Lupus Research

Reviewed by: HU Medical Review Board | Last reviewed: January 2020

Research is the process scientists use to explain how our bodies work and why our bodies stop working well sometimes. Research eventually helps scientists understand enough about our bodies to treat or even cure what goes wrong.

History of lupus research

During World War II, the U.S. military wanted a drug to prevent and treat malaria. They discovered by accident that antimalarial drugs also helped control lupus inflammation. Thanks to this research, the antimalarial hydroxychloroquine remains one of the main drugs doctors prescribe for lupus.1

Since then, new lupus drugs have been hard to find. This is because lupus symptoms can be so different from one person to another. This variety makes it hard to design studies to track whether a new treatment helps enough people to gain government approval. In 2011, Benlysta became the first new drug in 50 years to be approved for the treatment of lupus.

Current types of lupus research

Research helps build understanding into the causes of and treatments for lupus. Some current types of lupus research include:

  • What causes lupus, how it progresses over time, and what role genes play in developing lupus
  • Safety and effectiveness of new drugs for lupus and lupus nephritis
  • Outcomes of pregnant women with lupus (PROMISSE)
  • Safety of certain lupus drugs in pregnant women and their babies
  • Potential of new imaging techniques to replace kidney biopsy (DIVINE)
  • How well certain drugs work to control skin rashes, blood vessel inflammation, joint pain and more

Some studies are only available in a few locations, while others recruit patients all over the country. For the most part, clinical trials are located in major cities.

Today’s newer treatments, such as immunosuppressants, became available after hundreds of people volunteered to try a new drug. These volunteers had to meet certain requirements, then report any side effects and whether their symptoms got better or not.
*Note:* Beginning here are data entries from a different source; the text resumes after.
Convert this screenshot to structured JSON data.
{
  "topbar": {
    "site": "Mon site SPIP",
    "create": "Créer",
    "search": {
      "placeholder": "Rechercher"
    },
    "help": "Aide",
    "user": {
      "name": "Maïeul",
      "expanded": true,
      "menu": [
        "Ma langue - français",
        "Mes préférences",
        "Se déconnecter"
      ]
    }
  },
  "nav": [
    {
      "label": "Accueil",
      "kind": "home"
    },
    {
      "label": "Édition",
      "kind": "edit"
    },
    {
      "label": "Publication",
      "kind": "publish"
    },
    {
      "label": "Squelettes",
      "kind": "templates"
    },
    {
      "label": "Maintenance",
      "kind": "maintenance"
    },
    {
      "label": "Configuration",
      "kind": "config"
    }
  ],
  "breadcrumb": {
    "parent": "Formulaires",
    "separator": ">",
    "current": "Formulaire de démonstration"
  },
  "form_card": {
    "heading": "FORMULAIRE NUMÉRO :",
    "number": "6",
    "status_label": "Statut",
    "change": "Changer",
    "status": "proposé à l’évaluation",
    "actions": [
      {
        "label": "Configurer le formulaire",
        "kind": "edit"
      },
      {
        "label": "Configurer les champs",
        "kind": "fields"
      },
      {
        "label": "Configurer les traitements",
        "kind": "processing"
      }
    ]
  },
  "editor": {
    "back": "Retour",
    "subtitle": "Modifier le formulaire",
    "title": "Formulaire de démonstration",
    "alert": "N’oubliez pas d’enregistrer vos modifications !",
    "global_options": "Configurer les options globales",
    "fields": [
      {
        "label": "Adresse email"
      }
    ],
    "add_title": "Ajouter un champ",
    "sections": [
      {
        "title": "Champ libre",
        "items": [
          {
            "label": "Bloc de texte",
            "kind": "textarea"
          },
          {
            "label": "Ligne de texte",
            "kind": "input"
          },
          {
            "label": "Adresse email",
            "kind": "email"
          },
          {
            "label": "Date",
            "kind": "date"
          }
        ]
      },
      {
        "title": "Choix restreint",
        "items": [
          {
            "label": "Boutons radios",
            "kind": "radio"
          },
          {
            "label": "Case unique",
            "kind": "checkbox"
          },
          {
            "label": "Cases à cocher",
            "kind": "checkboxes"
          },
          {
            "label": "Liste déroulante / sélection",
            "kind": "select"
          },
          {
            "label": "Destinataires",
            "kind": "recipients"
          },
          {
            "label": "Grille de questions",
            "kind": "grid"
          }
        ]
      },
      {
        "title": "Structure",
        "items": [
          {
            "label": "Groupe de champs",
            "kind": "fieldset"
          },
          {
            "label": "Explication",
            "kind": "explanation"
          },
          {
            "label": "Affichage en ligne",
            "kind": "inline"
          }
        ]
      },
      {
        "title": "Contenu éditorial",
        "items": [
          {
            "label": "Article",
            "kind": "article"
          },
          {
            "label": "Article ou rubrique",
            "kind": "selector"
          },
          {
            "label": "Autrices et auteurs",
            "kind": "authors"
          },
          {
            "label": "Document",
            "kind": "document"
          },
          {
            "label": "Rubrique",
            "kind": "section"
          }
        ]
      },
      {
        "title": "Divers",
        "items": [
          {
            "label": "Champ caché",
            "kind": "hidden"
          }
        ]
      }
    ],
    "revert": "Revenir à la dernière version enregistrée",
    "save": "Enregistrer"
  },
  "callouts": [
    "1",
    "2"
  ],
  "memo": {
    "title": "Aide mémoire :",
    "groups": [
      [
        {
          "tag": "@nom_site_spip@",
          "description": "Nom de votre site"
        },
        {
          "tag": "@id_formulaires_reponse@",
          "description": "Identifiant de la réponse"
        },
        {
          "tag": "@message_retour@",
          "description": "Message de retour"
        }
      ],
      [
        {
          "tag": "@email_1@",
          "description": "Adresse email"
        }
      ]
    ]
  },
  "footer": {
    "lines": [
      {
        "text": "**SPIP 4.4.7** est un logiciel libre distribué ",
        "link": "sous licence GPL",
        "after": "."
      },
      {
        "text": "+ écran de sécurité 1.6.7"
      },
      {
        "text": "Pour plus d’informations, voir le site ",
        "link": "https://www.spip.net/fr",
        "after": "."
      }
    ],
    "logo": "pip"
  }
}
Different types of research for different purposes

Different types of research provide different types of answers about a disease like lupus. The 3 main types of medical research are:

  • Basic
  • Population-based
  • Clinical trials

Basic research

helps doctors better understand what causes a disease or why a particular drug works and another does not. It is sometimes called bench research because these scientists often work at a bench in a lab. Basic research for lupus may look at:

  • Which antibodies are found in the blood of someone with joint pain or a malar rash
  • Specific genes that may cause someone to develop lupus
  • Whether a new chemical lowers the level of antibodies in someone with lupus

Clinical trials

answer specific questions about a new drug or medical device. When a drug company invents a new medicine, they need to know how well it works compared to older drugs. They also need to know how much of the new drug someone should take. Side effects are another important question that clinical trials answer.

Clinical trials run in 4 stages:

  • Phase I – A very small group of people take the new drug for the first time to determine safety, dosage range, and side effects. Less than 25 people may be involved in a Phase I trial.
  • Phase II – A larger group takes the drug to see how well it works and if it is still safe. It varies, but a phase II trial may have just 50 to 300 participants.
  • Phase III – At this point, the drug is thought to be safe enough to give to large groups of people. Doctors continue to look for side effects, how well it works, and compare it to other drugs. Several hundred to a few thousand people may be taking the drug at this point.
  • Phase IV – The drug is now marketed to the public and even larger groups of people are able to take the drug. The government and drug companies gather information about how the drug works in a larger, more diverse population. They also look for new or different side effects that happen with long-term use.

If a drug or device appears to be unsafe at any stage, the clinical trial is stopped. The researchers involved then issue an explanation of what they believe went wrong.

Population-based research

looks for patterns of health and illness across large groups of people. These studies identify how many and what type of people in a city, state or country has a disease like lupus. These type of studies are how we know that:

  • About 1.5 million Americans have lupus.
  • African American and Asian women get lupus more than Caucasian women.
  • 90 percent of people with lupus are women.2

Is medical research safe?

All medical research on humans must be approved and monitored by a group of scientists and doctors called an institutional review board (IRB). IRBs must follow rules for human safety set out by the U.S. Food & Drug Administration (FDA). In the U.S., all IRBs that work on FDA-regulated studies must register with the FDA.3

Who pays for research?

There are 3 main sources of funding for research into diseases. The federal government, non-profits, universities, and pharmaceutical and medical device companies all fund lupus research. In the U.S., the Lupus Foundation of America and the Lupus Research Alliance fund several research studies.

How to get involved

Eventually, research will help scientists find a cure. Until then, joining a clinical trial lets you contribute to the lupus community by sharing your unique genes and responses to drugs. To find a study near you, talk to your doctor or visit Lupus Research Alliance or the government’s clinical trial registry.